Pizzamiglio n'est pas une théoricienne en chambre. Elle élève des shar-peïs depuis 1984, année où elle a importé depuis Hong Kong un premier couple (une démarche qui, à l'époque, tenait presque de l'expédition archéologique tant la race était rare en Europe). Elle a fondé l'élevage Khambaliq — nom turcique de Pékin, clin d'œil aux origines impériales du chien —, et depuis 1986, elle contribue activement à la diffusion de la race sur le continent, entretenant des contacts réguliers avec les meilleurs éleveurs américains et fréquentant l'exposition spéciale annuelle aux États-Unis. Autrement dit, quand elle parle, elle sait de quoi elle cause.

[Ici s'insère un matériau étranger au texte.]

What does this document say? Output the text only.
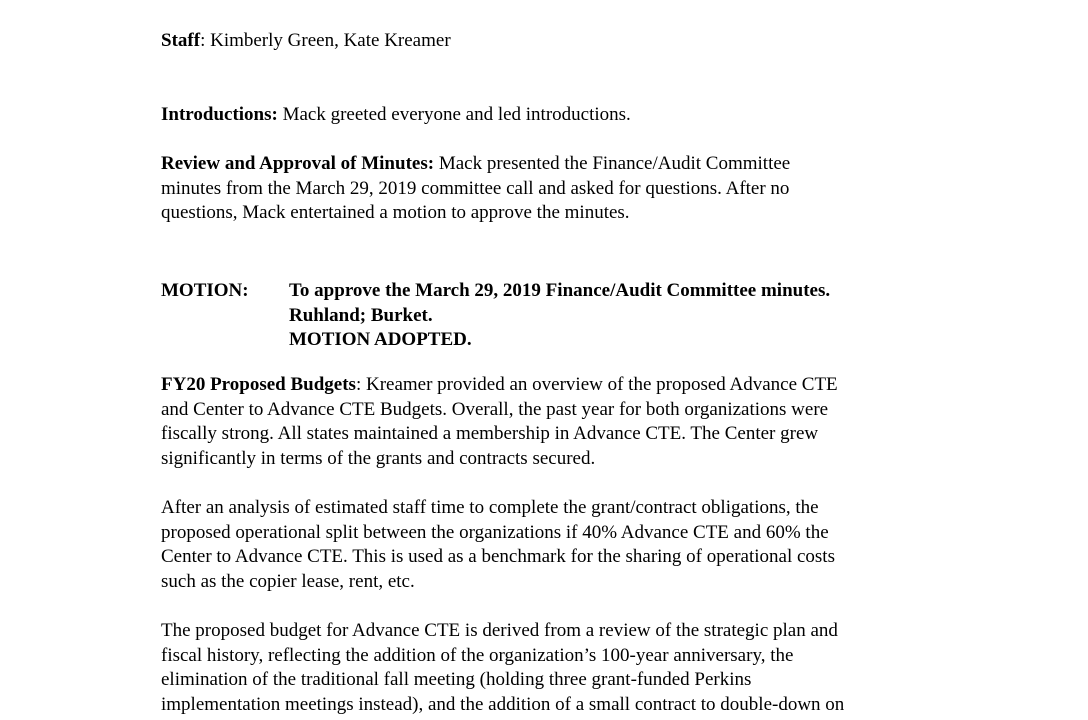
Staff: Kimberly Green, Kate Kreamer

Introductions: Mack greeted everyone and led introductions.

Review and Approval of Minutes: Mack presented the Finance/Audit Committee
minutes from the March 29, 2019 committee call and asked for questions. After no
questions, Mack entertained a motion to approve the minutes.

MOTION: To approve the March 29, 2019 Finance/Audit Committee minutes.
Ruhland; Burket.
MOTION ADOPTED.

FY20 Proposed Budgets: Kreamer provided an overview of the proposed Advance CTE
and Center to Advance CTE Budgets. Overall, the past year for both organizations were
fiscally strong. All states maintained a membership in Advance CTE. The Center grew
significantly in terms of the grants and contracts secured.

After an analysis of estimated staff time to complete the grant/contract obligations, the
proposed operational split between the organizations if 40% Advance CTE and 60% the
Center to Advance CTE. This is used as a benchmark for the sharing of operational costs
such as the copier lease, rent, etc.

The proposed budget for Advance CTE is derived from a review of the strategic plan and
fiscal history, reflecting the addition of the organization’s 100-year anniversary, the
elimination of the traditional fall meeting (holding three grant-funded Perkins
implementation meetings instead), and the addition of a small contract to double-down on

L'ouvrage couvre tout le spectre de ce qu'on est en droit d'attendre d'une monographie sérieuse : origines et histoire de la race, présentation illustrée du standard, conseils sur l'alimentation, la santé, la reproduction, l'hygiène, et quelques notions de cynophilie générale. Le shar-peï est une race vieille de plus de deux mille ans, utilisée en Chine comme chien de chasse, de garde, voire de combat ; il a même failli disparaître complètement dans les années soixante-dix au point d'être répertorié dans le Guinness Book comme l'une des races les plus rares du monde en 1978, avant d'être sauvé in extremis par des éleveurs hongkongais et américains. Ce roman de la survie, Pizzamiglio le raconte avec une vraie passion, et c'est là que le livre est le plus vivant.

Le reste tient d'un guide pratique bien construit, accessible, agrémenté de nombreuses photographies et de dessins didactiques qui rendent la lecture plaisante même pour qui ne projette pas d'acquérir l'animal. On apprend, entre autres, qu'il existe deux types de pelage (le horse coat, très court et légèrement irritant pour la propre peau du chien à cause des plis, et le brush coat, plus confortable) que le shar-peï est un compagnon fier, affectueux et d'une fidélité absolue à son maître, mais méfiant, voire jaloux, envers les inconnus. Un peu comme Clint Eastwood dans n'importe quel film de Clint Eastwood.

Cependant, quand on cherche du concret sur certains sujets pointus, c'est un peu le désert. Le chapitre consacré aux problèmes de santé reste trop elliptique au regard des pathologies spécifiques à la race ; notamment les affections dermatologiques, qui sont pourtant une préoccupation centrale des propriétaires de horse coat. Et l'ensemble penche nettement du côté de la conformation en exposition plutôt que vers le quotidien du chien de compagnie ordinaire : si vous espérez des conseils pratiques d'éducation ou de dressage, vous ressortirez un peu frustré, l'ouvrage ne s'aventurant guère sur ce terrain. C'est une limite réelle, et honnête à reconnaître.

Pour qui voudrait aller plus loin sur la question de la médecine canine spécialisée ou sur l'éducation comportementale, il faudra compléter par d'autres lectures. Mais comme introduction complète et documentée à cette race à nul autre pareil, Le shar-peï remplit correctement son office. Pas de quoi renverser les tables, mais suffisamment solide pour mériter sa place dans la bibliothèque de tout passionné qui découvre l'animal, ou qui cherche à comprendre pourquoi son chien le regarde avec cet air perpétuellement déçu.